Meet P Phillips
Name: P Phillips
Age: 23
Occupation: I paint, make coffee, and talk about my face & feelings on the internet.
Location: Wales
Skin Condition: cystic acne
I feel like people with skin conditions often have a one-line explanation that they use to explain their skin condition to others. Tell us yours.
Actually over the past year I’ve found empowerment in politely refusing to explain myself. It depends on the context, but working in customer service roles has taught me the hard way that many people will bluntly ask to satisfy their curiosity. I like to inform them their question is invasive before cheerily asking whether they want sugar in their cafe latte. Should I feel it necessary, I tell people I had an aggressive case of acne.
What are you up to in life right now?
I’m an art graduate juggling keeping an active practice and a job in a busy ice cream & coffee bar. And, of course, I am once again enjoying life having now gotten a pretty brutal case of cystic acne under control. Last year was really tough, this year has been far gentler. There are no words for when you feel you are ‘out of the woods’ after what felt like the longest time in the dark.
Why did you decide to start talking openly about your acne online?
I would search the faces of the people I passed in the streets and shared a commute with in the hope to find someone with skin like mine, and would draw a blank every time. I turned to the internet where there were pockets of people sharing skin snaps who made me feel a little less alone, though I still didn’t see myself represented and I couldn’t find the kind of content I really needed. Acne representation was largely much milder than the bulging cysts I had protruding my cheeks, and much of the content involved practical things like makeup coverage or skincare tips. I needed to know how to hold onto an ounce of self-worth in a social climate which places an awful lot of value on appearance and too often meets acne sufferers with judgment and blame. So I started writing the kinds of things I know would have helped me.
The condition of my skin took me to some very low and lonely places, and I knew if my visibility could be of comfort to even one other person who was dealing with something similar, there would be something good coming from what did for a while feel all bad. Solidarity can really make a difference.
Our skin projects our identity out into the world, and having non-normative skin can be really challenging. You're genderqueer. How does your relationship with your skin figure into your sense and presentation of self?

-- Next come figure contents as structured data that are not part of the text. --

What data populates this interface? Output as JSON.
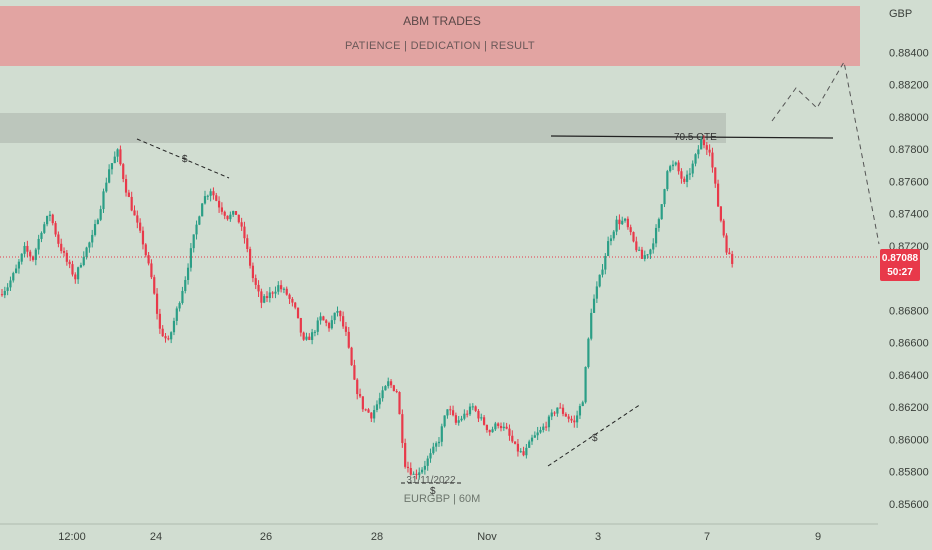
{
  "banner": {
    "title": "ABM TRADES",
    "subtitle": "PATIENCE   |   DEDICATION  |   RESULT"
  },
  "currency_label": "GBP",
  "symbol_watermark": "EURGBP | 60M",
  "current_price": {
    "value": "0.87088",
    "countdown": "50:27"
  },
  "annotations": {
    "ote_label": "70.5  OTE",
    "low_date": "31/11/2022",
    "liquidity_marker": "$"
  },
  "colors": {
    "background": "#d1ddd1",
    "bull": "#2b9e86",
    "bear": "#e8394a",
    "banner": "#e59a9a",
    "zone": "#b8c2b8",
    "price_line": "#e8394a"
  },
  "chart_data": {
    "type": "candlestick",
    "y_ticks": [
      "0.88400",
      "0.88200",
      "0.88000",
      "0.87800",
      "0.87600",
      "0.87400",
      "0.87200",
      "0.86800",
      "0.86600",
      "0.86400",
      "0.86200",
      "0.86000",
      "0.85800",
      "0.85600"
    ],
    "ylim": [
      0.855,
      0.886
    ],
    "x_ticks": [
      "12:00",
      "24",
      "26",
      "28",
      "Nov",
      "3",
      "7",
      "9"
    ],
    "key_levels": {
      "supply_zone": [
        0.8777,
        0.8795
      ],
      "ote_level": 0.878,
      "current_price": 0.87088
    },
    "path_points": [
      [
        0,
        0.869
      ],
      [
        3,
        0.8695
      ],
      [
        6,
        0.8705
      ],
      [
        9,
        0.8718
      ],
      [
        12,
        0.8712
      ],
      [
        15,
        0.873
      ],
      [
        18,
        0.874
      ],
      [
        21,
        0.8722
      ],
      [
        24,
        0.871
      ],
      [
        27,
        0.87
      ],
      [
        30,
        0.8715
      ],
      [
        33,
        0.8725
      ],
      [
        36,
        0.8745
      ],
      [
        39,
        0.8768
      ],
      [
        42,
        0.8778
      ],
      [
        45,
        0.8755
      ],
      [
        48,
        0.8738
      ],
      [
        51,
        0.8722
      ],
      [
        54,
        0.87
      ],
      [
        57,
        0.8668
      ],
      [
        60,
        0.866
      ],
      [
        63,
        0.868
      ],
      [
        66,
        0.87
      ],
      [
        69,
        0.8725
      ],
      [
        72,
        0.8748
      ],
      [
        75,
        0.8755
      ],
      [
        78,
        0.8745
      ],
      [
        81,
        0.8738
      ],
      [
        84,
        0.874
      ],
      [
        87,
        0.8725
      ],
      [
        90,
        0.87
      ],
      [
        93,
        0.8685
      ],
      [
        96,
        0.869
      ],
      [
        99,
        0.8695
      ],
      [
        102,
        0.869
      ],
      [
        105,
        0.868
      ],
      [
        108,
        0.866
      ],
      [
        111,
        0.8665
      ],
      [
        114,
        0.8675
      ],
      [
        117,
        0.867
      ],
      [
        120,
        0.868
      ],
      [
        123,
        0.8665
      ],
      [
        126,
        0.8635
      ],
      [
        129,
        0.862
      ],
      [
        132,
        0.8615
      ],
      [
        135,
        0.8625
      ],
      [
        138,
        0.8635
      ],
      [
        141,
        0.863
      ],
      [
        144,
        0.8585
      ],
      [
        147,
        0.8578
      ],
      [
        150,
        0.8582
      ],
      [
        153,
        0.859
      ],
      [
        156,
        0.86
      ],
      [
        159,
        0.862
      ],
      [
        162,
        0.861
      ],
      [
        165,
        0.8615
      ],
      [
        168,
        0.862
      ],
      [
        171,
        0.8612
      ],
      [
        174,
        0.8605
      ],
      [
        177,
        0.861
      ],
      [
        180,
        0.8605
      ],
      [
        183,
        0.8595
      ],
      [
        186,
        0.859
      ],
      [
        189,
        0.86
      ],
      [
        192,
        0.8605
      ],
      [
        195,
        0.8612
      ],
      [
        198,
        0.862
      ],
      [
        201,
        0.8615
      ],
      [
        204,
        0.861
      ],
      [
        207,
        0.8625
      ],
      [
        210,
        0.868
      ],
      [
        213,
        0.87
      ],
      [
        216,
        0.8722
      ],
      [
        219,
        0.8735
      ],
      [
        222,
        0.8735
      ],
      [
        225,
        0.8722
      ],
      [
        228,
        0.8712
      ],
      [
        231,
        0.8718
      ],
      [
        234,
        0.8735
      ],
      [
        237,
        0.8768
      ],
      [
        240,
        0.877
      ],
      [
        243,
        0.8758
      ],
      [
        246,
        0.877
      ],
      [
        249,
        0.8785
      ],
      [
        252,
        0.878
      ],
      [
        255,
        0.8745
      ],
      [
        258,
        0.8718
      ],
      [
        260,
        0.8709
      ]
    ]
  }
}
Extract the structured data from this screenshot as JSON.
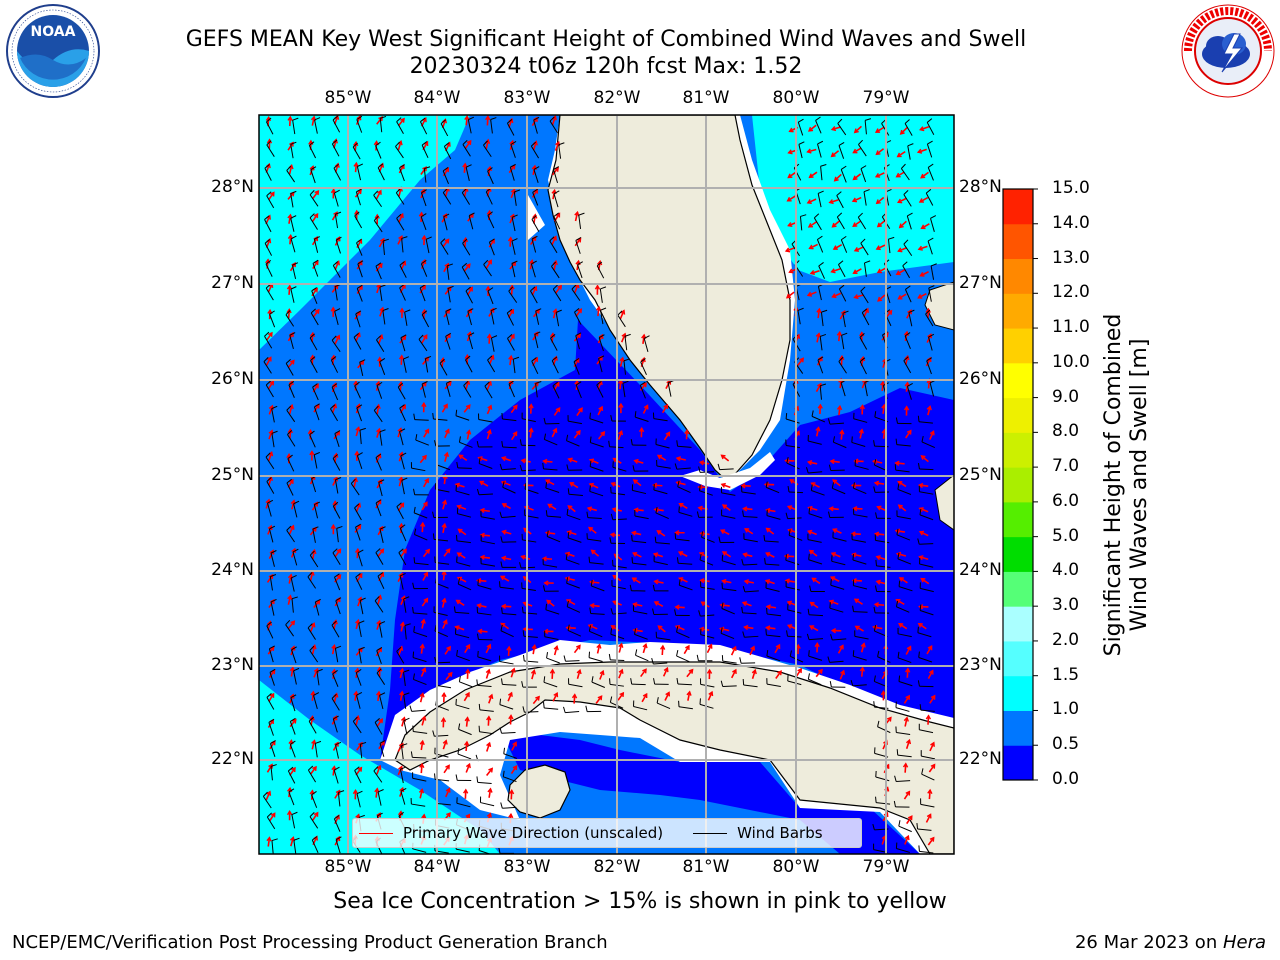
{
  "header": {
    "title_line1": "GEFS MEAN Key West Significant Height of Combined Wind Waves and Swell",
    "title_line2": "20230324 t06z 120h fcst   Max: 1.52"
  },
  "logos": {
    "left": {
      "name": "NOAA",
      "ring_text": "NATIONAL OCEANIC AND ATMOSPHERIC ADMINISTRATION",
      "bottom_text": "U.S. DEPARTMENT OF COMMERCE"
    },
    "right": {
      "ring_text": "NATIONAL WEATHER SERVICE"
    }
  },
  "map": {
    "lon_labels": [
      "85°W",
      "84°W",
      "83°W",
      "82°W",
      "81°W",
      "80°W",
      "79°W"
    ],
    "lat_labels": [
      "28°N",
      "27°N",
      "26°N",
      "25°N",
      "24°N",
      "23°N",
      "22°N"
    ],
    "legend": {
      "wave_label": "Primary Wave Direction (unscaled)",
      "wind_label": "Wind Barbs",
      "wave_color": "#ff0000",
      "wind_color": "#000000"
    },
    "colors": {
      "land": "#eeecdc",
      "deep_blue": "#0000ff",
      "mid_blue": "#0077ff",
      "cyan": "#00ffff"
    }
  },
  "colorbar": {
    "label_line1": "Significant Height of Combined",
    "label_line2": "Wind Waves and Swell [m]",
    "ticks": [
      "15.0",
      "14.0",
      "13.0",
      "12.0",
      "11.0",
      "10.0",
      "9.0",
      "8.0",
      "7.0",
      "6.0",
      "5.0",
      "4.0",
      "3.0",
      "2.0",
      "1.5",
      "1.0",
      "0.5",
      "0.0"
    ],
    "colors_bottom_to_top": [
      "#0000ff",
      "#0077ff",
      "#00ffff",
      "#55ffff",
      "#aaffff",
      "#55ff77",
      "#00dd00",
      "#55ee00",
      "#aaee00",
      "#ccf000",
      "#eef000",
      "#ffff00",
      "#ffd000",
      "#ffaa00",
      "#ff8800",
      "#ff5500",
      "#ff2200"
    ]
  },
  "footer": {
    "note": "Sea Ice Concentration > 15% is shown in pink to yellow",
    "credit_left": "NCEP/EMC/Verification Post Processing Product Generation Branch",
    "credit_right_prefix": "26 Mar 2023 on ",
    "credit_right_host": "Hera"
  }
}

Truthfully I struggled at first with feeling like visible acne on top of my identity was “too much wrong.” And I know I’m not alone in the LGBTQ community when I talk about this fear of conditional acceptance. You can be non-conforming but not *that* non-conforming. Ultimately though, the way the two have informed one another and intersected has been nothing but helpful. I was familiar with fending off personal questions (in public gendered spaces mainly) long before I had strangers asking what i’ve done to my face. And my process of coming out and being who I am most certainly involved sifting through societal expectations and beauty ideals, untangling my sense of self from what other people had decided I should embody, and maintaining my self-worth in the face of adversity. Much could be the same for a stint with cystic acne. Skin struggles was an exercise in self-acceptance I am now very grateful for, and while being visibly non-normative definitely brings about some difficulties, I never intended to challenge anything. I’m just trying to be the me-est me I can be.
One thing you do on social media that I love is clap back at people selling snake oil, pseudoscience, and miracle cures. It strikes me as a never-ending battle. Why do it?
I believe anyone with any kind of influence has a responsibility to do right by the people who value their opinion. The level of misinformation circulating the acne world is terrifying and harmful. ‘Natural’ healing is elevated to the point of demonising effective medical treatment, and not being able to heal using alternative routes is a huge source of shame. Going to see a doctor can be seen as a failure, instead of as the appropriate response to having a medical condition it is. Being vocal about it unfortunately won’t stop all the people and companies out there aiming to make a quick profit off of vulnerable folks willing to try anything for clearer skin, but it might serve to better inform those who are struggling. I went into my treatment scared and unsure. I’ve heard from people who delayed treatment for far too long because they wanted to exhaust every other option first. None of us are immune to the things we see and read around us, and right now there is a need for more voices taking a stand against very real conditions being trivialised as minor cosmetic complaints easily cured with the right DIY investments. I owe the painless cystless cheeks I now get to call my own entirely to the medication isotretinoin (roaccutane/accutane) and to dermatology healthcare. There was no way anything else could have sufficed, and there is no way I’m going to stop harping on about it!